小学生のころ陸上クラブに通っていた。
そこにいた元田コーチという人の教え方がいかにも昔ながらの指導法だった。
腹筋100回という「ただのスパルタじゃん」的な練習メニューがあり
そろそろ限界だと感じながら100回目の腹筋を終え背中を付けようとすると
「そこでとまれー!」と叫び声。
御存じのとおり、腹筋のトレーニングにおいて背中を付けるかつけないか
のあたりが一番しんどい。ましてや腹筋100回メニューをこなし乳酸がたまりきった
時だからなおさらである。
普段の僕だったら、その状況から20秒耐えるなんて絶対に無理だが鬼コーチに言われれば
筋肉の言い分も聞いてやれない。
もう限界じゃないのか?これ以上やって腹筋は無事か?そんなことを考えているうちに
20秒が経つ。
メニューを終え、死に絶える小学生たちに元田コーチはこう問う。
「何回目から限界やと思った?」
当てられた子供たちが50回とか80回とか答える。
「その回数を100から引け。
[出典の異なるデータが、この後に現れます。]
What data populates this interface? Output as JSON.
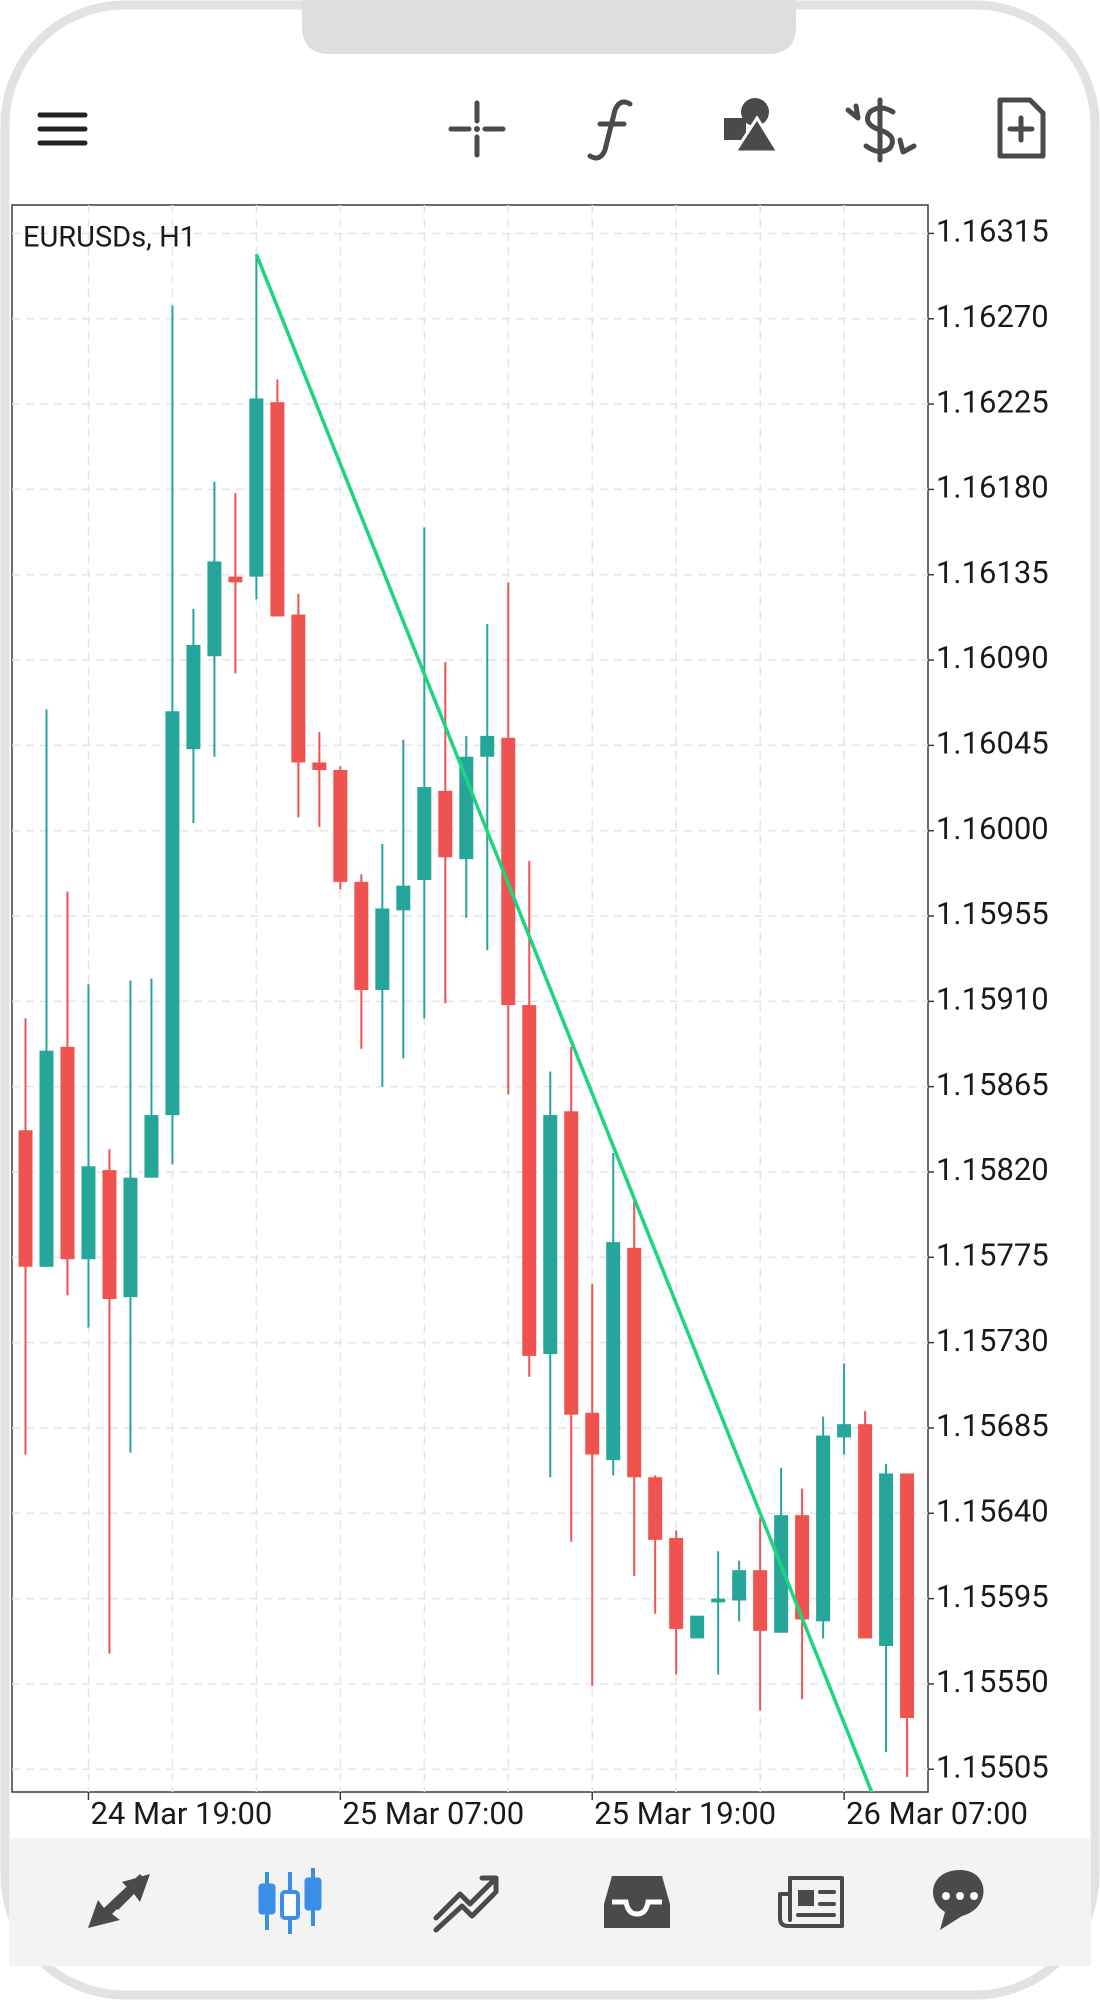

それがお前らの練習量や」
今では非効率な練習はなるべく避けて科学的にトレーニングすることが重視されているが、
こういう昔ながらの根性論が教えてくれることは少なくない。
実際にこの時引き算を頭の中でしていたのを覚えている。
素直に「80回まで平気だったら、100回程度だと損だな…」なんて感じていたから
コーチの思うツボだったのだろう。
人が成長する瞬間というのはもう無理だと感じた時なのかもしれない。
成長したかったらまずは限界まで持っていく。そこからどれだけできるかが大切なのかもしれない。
「筋肉痛になったら喜べ。筋肉がついた証拠やぞ」とよく聞かされていたが
最近どこかが痛くなるほど努力しているだろうか。